A love letter to the santoor
This weekend I got to see a local Indian classical concert - a few ragas by a santoor player, accompanied by tabla drums. It turns out the santoor player had actually studied with Pandit Shivkumar Sharma, a famous musician and scholar. I actually have an album with P. Sharma playing with the ridiculous drummer Zakir Hussein, so it was doubly amazing to get to see the same instruments and songs played live.
Here’s a video of Sharma and Hussein playing together.
I love my album but I’ve never actually seen a santoor played in person. It’s a classical instrument widely known in South Asia but, as far as I know, not widely played outside of the region. It’s a bit like a zither or steel guitar: it has strings stretched horizontally across a frame that sits in your lap. However, instead of plucking or bowing the strings, you hit them with small hammers.

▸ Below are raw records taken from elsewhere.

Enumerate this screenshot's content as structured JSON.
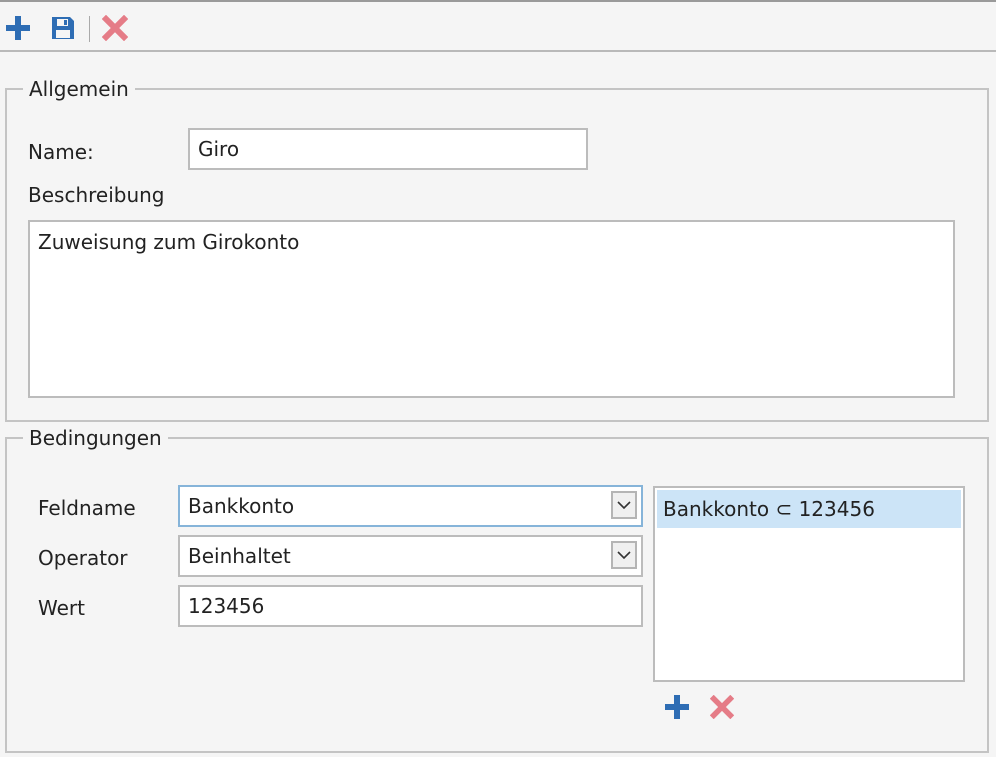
{
  "toolbar": {
    "add": {
      "icon": "plus-icon",
      "color": "#2e6db4"
    },
    "save": {
      "icon": "floppy-disk-icon",
      "color": "#2e6db4"
    },
    "delete": {
      "icon": "close-x-icon",
      "color": "#e57c87"
    }
  },
  "general": {
    "legend": "Allgemein",
    "name_label": "Name:",
    "name_value": "Giro",
    "description_label": "Beschreibung",
    "description_value": "Zuweisung zum Girokonto"
  },
  "conditions": {
    "legend": "Bedingungen",
    "field_label": "Feldname",
    "field_value": "Bankkonto",
    "operator_label": "Operator",
    "operator_value": "Beinhaltet",
    "value_label": "Wert",
    "value_value": "123456",
    "list": [
      "Bankkonto ⊂ 123456"
    ],
    "add": {
      "icon": "plus-icon",
      "color": "#2e6db4"
    },
    "delete": {
      "icon": "close-x-icon",
      "color": "#e57c87"
    }
  },
  "colors": {
    "accent": "#2e6db4",
    "delete": "#e57c87",
    "selection": "#cce4f7",
    "focus_border": "#86b4d9"
  }
}
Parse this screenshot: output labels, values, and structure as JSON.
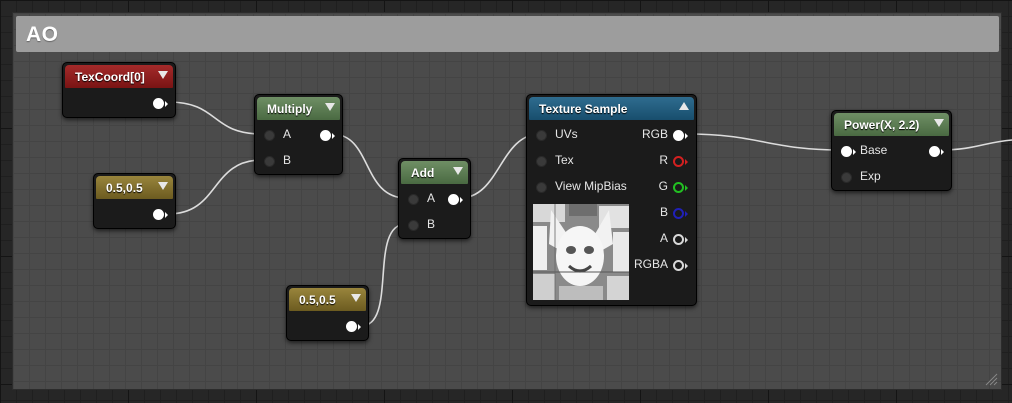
{
  "comment": {
    "title": "AO"
  },
  "nodes": {
    "texcoord": {
      "title": "TexCoord[0]"
    },
    "multiply": {
      "title": "Multiply",
      "pin_a": "A",
      "pin_b": "B"
    },
    "const1": {
      "title": "0.5,0.5"
    },
    "add": {
      "title": "Add",
      "pin_a": "A",
      "pin_b": "B"
    },
    "const2": {
      "title": "0.5,0.5"
    },
    "texture_sample": {
      "title": "Texture Sample",
      "inputs": [
        "UVs",
        "Tex",
        "View MipBias"
      ],
      "outputs": [
        "RGB",
        "R",
        "G",
        "B",
        "A",
        "RGBA"
      ]
    },
    "power": {
      "title": "Power(X, 2.2)",
      "pin_base": "Base",
      "pin_exp": "Exp"
    }
  },
  "colors": {
    "header_red": "#8f1f1f",
    "header_green": "#5c7c53",
    "header_yellow": "#83702d",
    "header_blue": "#236080",
    "pin_r": "#d42020",
    "pin_g": "#22c022",
    "pin_b": "#2020b8"
  }
}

Great players can take advantage of the way the hammers bounce to play these super fast, piano-like runs. Like the piano, the sound is both melodic and percussive. It can create atmospheric drones and color as well.

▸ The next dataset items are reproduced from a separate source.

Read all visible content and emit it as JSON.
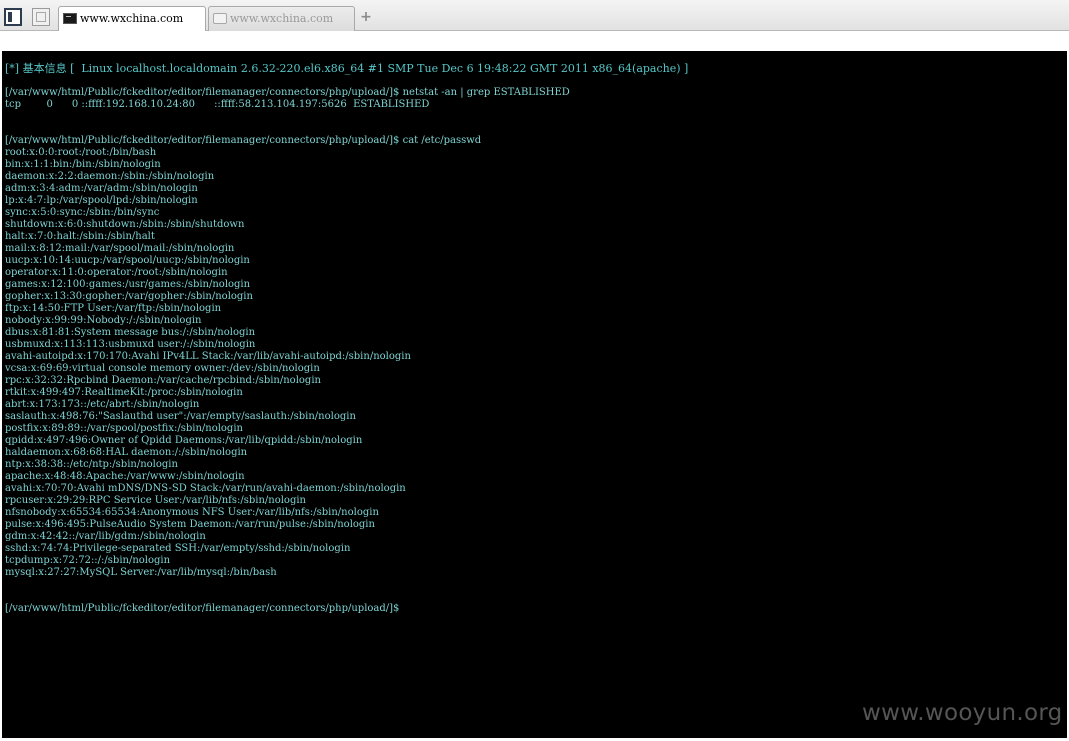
{
  "tabs": [
    {
      "label": "www.wxchina.com",
      "active": true,
      "icon": "terminal-icon"
    },
    {
      "label": "www.wxchina.com",
      "active": false,
      "icon": "page-icon"
    }
  ],
  "new_tab_label": "+",
  "terminal": {
    "lines": [
      "[*] 基本信息 [  Linux localhost.localdomain 2.6.32-220.el6.x86_64 #1 SMP Tue Dec 6 19:48:22 GMT 2011 x86_64(apache) ]",
      "",
      "[/var/www/html/Public/fckeditor/editor/filemanager/connectors/php/upload/]$ netstat -an | grep ESTABLISHED",
      "tcp        0      0 ::ffff:192.168.10.24:80      ::ffff:58.213.104.197:5626  ESTABLISHED",
      "",
      "",
      "[/var/www/html/Public/fckeditor/editor/filemanager/connectors/php/upload/]$ cat /etc/passwd",
      "root:x:0:0:root:/root:/bin/bash",
      "bin:x:1:1:bin:/bin:/sbin/nologin",
      "daemon:x:2:2:daemon:/sbin:/sbin/nologin",
      "adm:x:3:4:adm:/var/adm:/sbin/nologin",
      "lp:x:4:7:lp:/var/spool/lpd:/sbin/nologin",
      "sync:x:5:0:sync:/sbin:/bin/sync",
      "shutdown:x:6:0:shutdown:/sbin:/sbin/shutdown",
      "halt:x:7:0:halt:/sbin:/sbin/halt",
      "mail:x:8:12:mail:/var/spool/mail:/sbin/nologin",
      "uucp:x:10:14:uucp:/var/spool/uucp:/sbin/nologin",
      "operator:x:11:0:operator:/root:/sbin/nologin",
      "games:x:12:100:games:/usr/games:/sbin/nologin",
      "gopher:x:13:30:gopher:/var/gopher:/sbin/nologin",
      "ftp:x:14:50:FTP User:/var/ftp:/sbin/nologin",
      "nobody:x:99:99:Nobody:/:/sbin/nologin",
      "dbus:x:81:81:System message bus:/:/sbin/nologin",
      "usbmuxd:x:113:113:usbmuxd user:/:/sbin/nologin",
      "avahi-autoipd:x:170:170:Avahi IPv4LL Stack:/var/lib/avahi-autoipd:/sbin/nologin",
      "vcsa:x:69:69:virtual console memory owner:/dev:/sbin/nologin",
      "rpc:x:32:32:Rpcbind Daemon:/var/cache/rpcbind:/sbin/nologin",
      "rtkit:x:499:497:RealtimeKit:/proc:/sbin/nologin",
      "abrt:x:173:173::/etc/abrt:/sbin/nologin",
      "saslauth:x:498:76:\"Saslauthd user\":/var/empty/saslauth:/sbin/nologin",
      "postfix:x:89:89::/var/spool/postfix:/sbin/nologin",
      "qpidd:x:497:496:Owner of Qpidd Daemons:/var/lib/qpidd:/sbin/nologin",
      "haldaemon:x:68:68:HAL daemon:/:/sbin/nologin",
      "ntp:x:38:38::/etc/ntp:/sbin/nologin",
      "apache:x:48:48:Apache:/var/www:/sbin/nologin",
      "avahi:x:70:70:Avahi mDNS/DNS-SD Stack:/var/run/avahi-daemon:/sbin/nologin",
      "rpcuser:x:29:29:RPC Service User:/var/lib/nfs:/sbin/nologin",
      "nfsnobody:x:65534:65534:Anonymous NFS User:/var/lib/nfs:/sbin/nologin",
      "pulse:x:496:495:PulseAudio System Daemon:/var/run/pulse:/sbin/nologin",
      "gdm:x:42:42::/var/lib/gdm:/sbin/nologin",
      "sshd:x:74:74:Privilege-separated SSH:/var/empty/sshd:/sbin/nologin",
      "tcpdump:x:72:72::/:/sbin/nologin",
      "mysql:x:27:27:MySQL Server:/var/lib/mysql:/bin/bash",
      "",
      "",
      "[/var/www/html/Public/fckeditor/editor/filemanager/connectors/php/upload/]$"
    ]
  },
  "watermark": "www.wooyun.org",
  "colors": {
    "terminal_bg": "#000000",
    "terminal_fg": "#7fd4d4",
    "heading_fg": "#56c7c7"
  }
}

One other cool thing: I didn’t realize how ‘participatory’ this style of music can be. On my album I hear lots of little vocalizations and ‘comments’ which I’d assumed to be the musicians kind of keeping time (the way some jazz pianists do). But it turns out that’s the audience egging them on. As the playing got faster and more energetic, everybody in the front rows started swaying and tapping their feet, and pretty frequently somebody would shout some equivalent of "Go!" just after a fast run on the drums or whatever. A neat call-and-response dynamic where the musicians feed off the audience’s energy.